Monday, April 11, 2016

Melungeons: Anatomy of a Myth

I was going through my files and cache of links this afternoon and found this article, I thought I'd pass it on.

" It was political correctness that provided the inspiration for the work of Brent Kennedy, a self-styled melungeon "scholar" whose book The Melungeons: The Resurrection of a Proud People: An Untold Story of Ethnic Cleansing in America was published in 1997.  In this elaborately-titled work Kennedy -- who himself claims Melungeon ancestry -- argues that the Melungeons constitute a distinct ethnic group whose existence has been obscured for generations due to institutional racism, cultural assimilation, and scholarly neglect.

One the surface, Kennedy's argument is quite compelling. There is only one problem:  he presents absolutely no tangible evidence to support his claims.  The Melungeons is presented as a multi-disciplinary scholarly analysis of a lost culture; yet the book does not contain a single primary source reference, and aside from Kennedy's polemical rantings about cultural genocide, offers no new interpretations of the melungeon legend.
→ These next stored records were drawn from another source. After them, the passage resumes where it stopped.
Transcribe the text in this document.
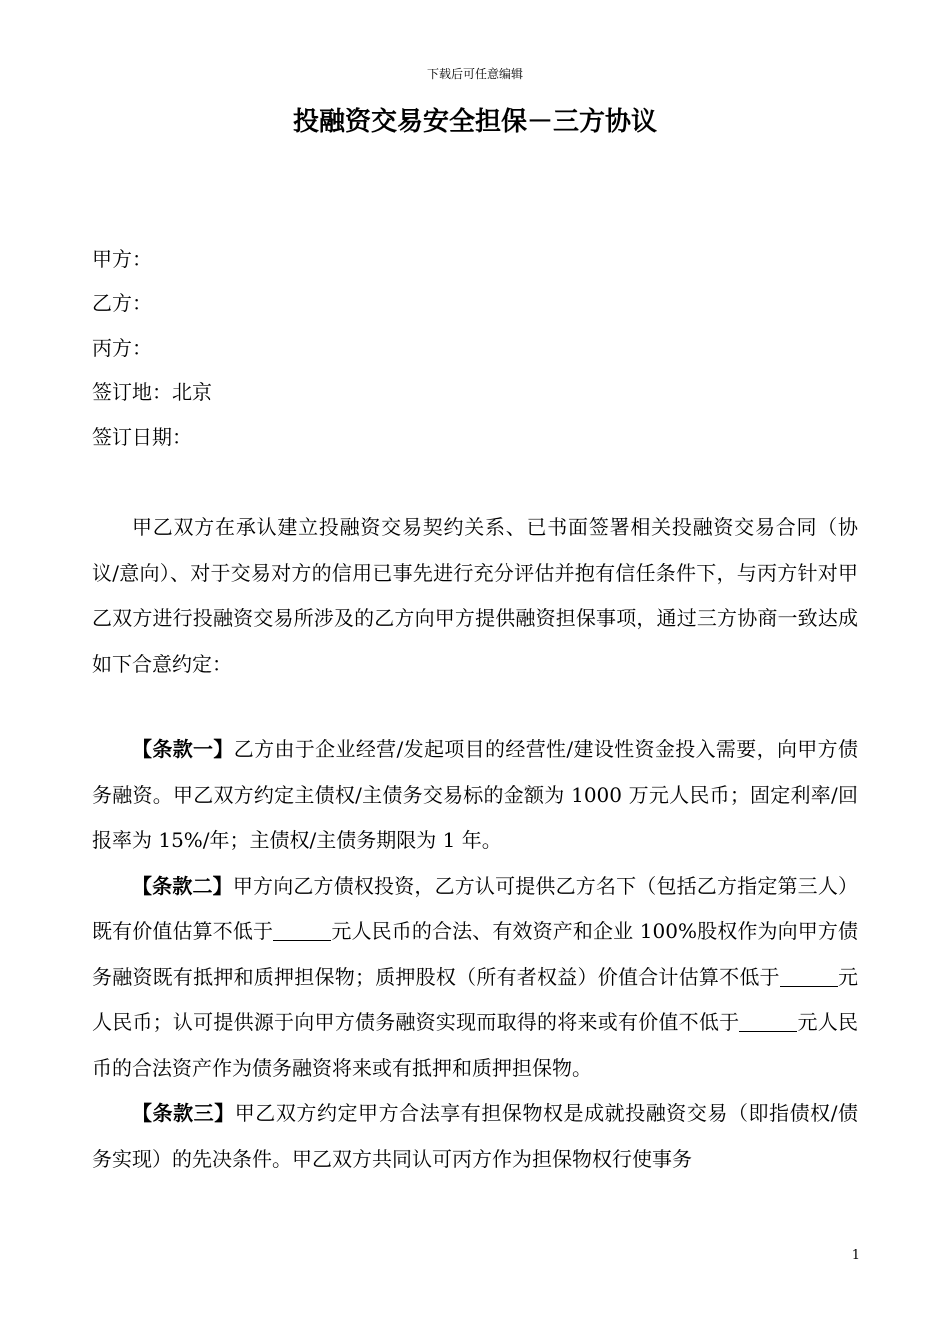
下载后可任意编辑
投融资交易安全担保－三方协议
甲方：
乙方：
丙方：
签订地：北京
签订日期：

甲乙双方在承认建立投融资交易契约关系、已书面签署相关投融资交易合同（协议/意向）、对于交易对方的信用已事先进行充分评估并抱有信任条件下，与丙方针对甲乙双方进行投融资交易所涉及的乙方向甲方提供融资担保事项，通过三方协商一致达成如下合意约定：

【条款一】乙方由于企业经营/发起项目的经营性/建设性资金投入需要，向甲方债务融资。甲乙双方约定主债权/主债务交易标的金额为 1000 万元人民币；固定利率/回报率为 15%/年；主债权/主债务期限为 1 年。

【条款二】甲方向乙方债权投资，乙方认可提供乙方名下（包括乙方指定第三人）既有价值估算不低于	元人民币的合法、有效资产和企业 100%股权作为向甲方债务融资既有抵押和质押担保物；质押股权（所有者权益）价值合计估算不低于	元人民币；认可提供源于向甲方债务融资实现而取得的将来或有价值不低于	元人民币的合法资产作为债务融资将来或有抵押和质押担保物。

【条款三】甲乙双方约定甲方合法享有担保物权是成就投融资交易（即指债权/债务实现）的先决条件。甲乙双方共同认可丙方作为担保物权行使事务

1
His account of Melungeon history is merely a rehash of all the old theories and speculations on the group's origin;  his clumsy attempt at a genetic analysis is stymied by a total absence of evidence; and his anthropological arguments are based upon a definition of his subject group that is far broader than any used by the academic community and equally loose interpretations of census data. Yet as Dr. Virginia Easley DeMarce suggested in her review of The Melungeons, Kennedy's greatest failure was as a genealogist. DeMarce points out numerous inconsistencies in his genealogical analysis, a substantial number of which were in his own family tree."